Generative topics offer opportunities for multiple connections. (Blythe, 1988)
All of this can be quite challenging at each step of the process. It requires a rethinking of what matters most and a shift to teaching in a more conceptual way. For teachers who are used to teaching an assemblage of parts, processes or blocks of knowledge this takes time to adjust to. Teaching the concept of multiplication is very different to teaching the multiplication facts or the vertical algorithm and yet students are unlikely to have the knowledge they require to understand multiplication if they do not experience it conceptually. Change is an important concept in many disciplines but it one that is often lost among a sea of examples of change. When an understanding of the concept becomes our goal we begin to seek experiences which allow our learners to engage with these in their true form instead of through proxies for them.

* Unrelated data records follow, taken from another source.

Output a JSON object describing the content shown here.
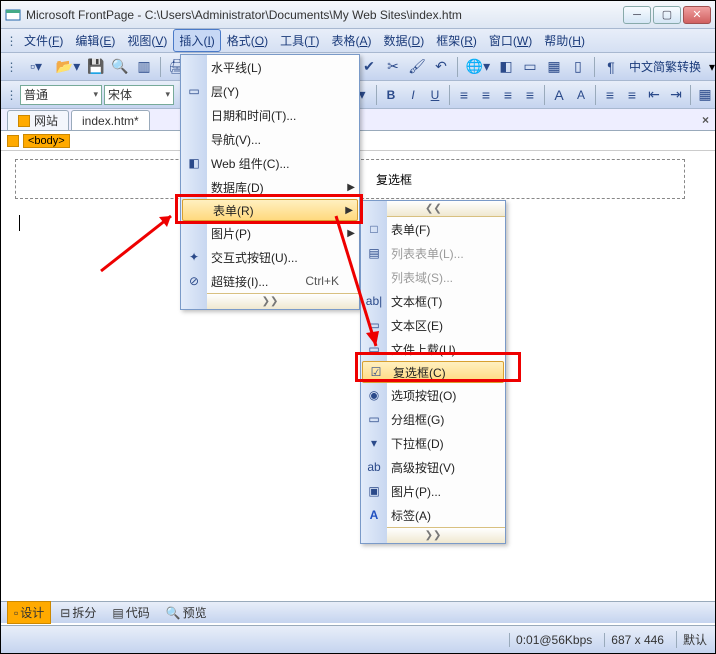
{
  "title": "Microsoft FrontPage - C:\\Users\\Administrator\\Documents\\My Web Sites\\index.htm",
  "menubar": {
    "items": [
      {
        "label": "文件",
        "key": "F"
      },
      {
        "label": "编辑",
        "key": "E"
      },
      {
        "label": "视图",
        "key": "V"
      },
      {
        "label": "插入",
        "key": "I"
      },
      {
        "label": "格式",
        "key": "O"
      },
      {
        "label": "工具",
        "key": "T"
      },
      {
        "label": "表格",
        "key": "A"
      },
      {
        "label": "数据",
        "key": "D"
      },
      {
        "label": "框架",
        "key": "R"
      },
      {
        "label": "窗口",
        "key": "W"
      },
      {
        "label": "帮助",
        "key": "H"
      }
    ]
  },
  "toolbar": {
    "cnswitch": "中文简繁转换"
  },
  "format": {
    "style": "普通",
    "font": "宋体"
  },
  "tabs": {
    "site": "网站",
    "file": "index.htm*"
  },
  "tagbar": {
    "tag": "<body>"
  },
  "canvas": {
    "heading": "复选框"
  },
  "insert_menu": {
    "items": [
      {
        "label": "水平线(L)",
        "ico": ""
      },
      {
        "label": "层(Y)",
        "ico": "▭"
      },
      {
        "label": "日期和时间(T)...",
        "ico": ""
      },
      {
        "label": "导航(V)...",
        "ico": ""
      },
      {
        "label": "Web 组件(C)...",
        "ico": "◧"
      },
      {
        "label": "数据库(D)",
        "ico": "",
        "sub": true
      },
      {
        "label": "表单(R)",
        "ico": "",
        "sub": true,
        "hl": true
      },
      {
        "label": "图片(P)",
        "ico": "",
        "sub": true
      },
      {
        "label": "交互式按钮(U)...",
        "ico": "✦"
      },
      {
        "label": "超链接(I)...",
        "ico": "⊘",
        "hk": "Ctrl+K"
      }
    ]
  },
  "form_menu": {
    "items": [
      {
        "label": "表单(F)",
        "ico": "□"
      },
      {
        "label": "列表表单(L)...",
        "ico": "▤",
        "dis": true
      },
      {
        "label": "列表域(S)...",
        "ico": "",
        "dis": true
      },
      {
        "label": "文本框(T)",
        "ico": "ab|"
      },
      {
        "label": "文本区(E)",
        "ico": "▭"
      },
      {
        "label": "文件上载(U)",
        "ico": "▭"
      },
      {
        "label": "复选框(C)",
        "ico": "☑",
        "hl": true
      },
      {
        "label": "选项按钮(O)",
        "ico": "◉"
      },
      {
        "label": "分组框(G)",
        "ico": "▭"
      },
      {
        "label": "下拉框(D)",
        "ico": "▾"
      },
      {
        "label": "高级按钮(V)",
        "ico": "ab"
      },
      {
        "label": "图片(P)...",
        "ico": "▣"
      },
      {
        "label": "标签(A)",
        "ico": "A"
      }
    ]
  },
  "views": {
    "design": "设计",
    "split": "拆分",
    "code": "代码",
    "preview": "预览"
  },
  "status": {
    "speed": "0:01@56Kbps",
    "size": "687 x 446",
    "mode": "默认"
  }
}
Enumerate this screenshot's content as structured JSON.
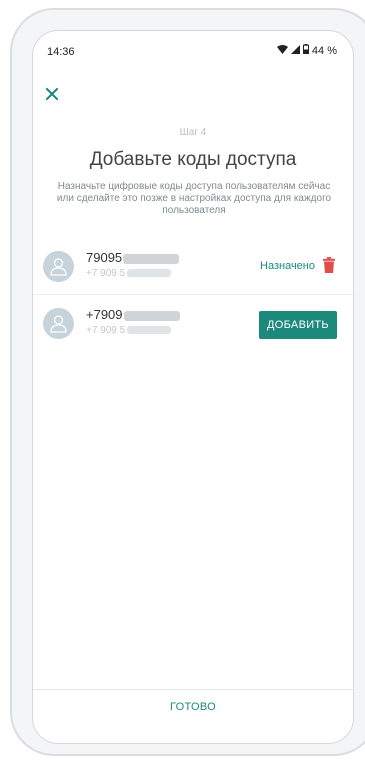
{
  "status_bar": {
    "time": "14:36",
    "battery": "44 %"
  },
  "header": {
    "step": "Шаг 4",
    "title": "Добавьте коды доступа",
    "subtitle": "Назначьте цифровые коды доступа пользователям сейчас или сделайте это позже в настройках доступа для каждого пользователя"
  },
  "users": [
    {
      "name": "79095",
      "phone": "+7 909 5",
      "status": "Назначено"
    },
    {
      "name": "+7909",
      "phone": "+7 909 5",
      "action": "ДОБАВИТЬ"
    }
  ],
  "footer": {
    "done_label": "ГОТОВО"
  },
  "colors": {
    "accent": "#1b8a7d",
    "delete": "#e04b4b",
    "avatar": "#c7d3da"
  },
  "icons": [
    "close-icon",
    "wifi-icon",
    "signal-icon",
    "battery-icon",
    "user-icon",
    "trash-icon"
  ]
}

Einstein famously stated that “It’s not that I’m so smart. But I stay with the questions much longer”. Teachers can greatly enhance the quality of outcome that they achieve with and for their students by applying this sort of advice and spending much more time in determining what their students need to understand and less time on the activities they will perform along the way.
By Nigel Coutts
Black, P & Wiliam, D (1998), Inside the Black Box: Raising Standards through Classroom Assessment, School of Education, King’s College, London.
Blythe, T. (1998) The teaching for understanding guide. San Francisco, California; Jossey-Bass Publishers
Johnston, P. (2004) - Choice Words: How Our Language Affects Children's Learning. Maine; Stenhouse Publishers.
McTighe, J. & Wiggins, G. (2013) Essential Questions: Opening doors to student understanding. Virginia; ASCD
Ryan, R., & Deci, E. (2000). Self-determination theory and the facilitation of intrinsic motivation, social development, and well-being. American Psychologist, 55(1), 68-78.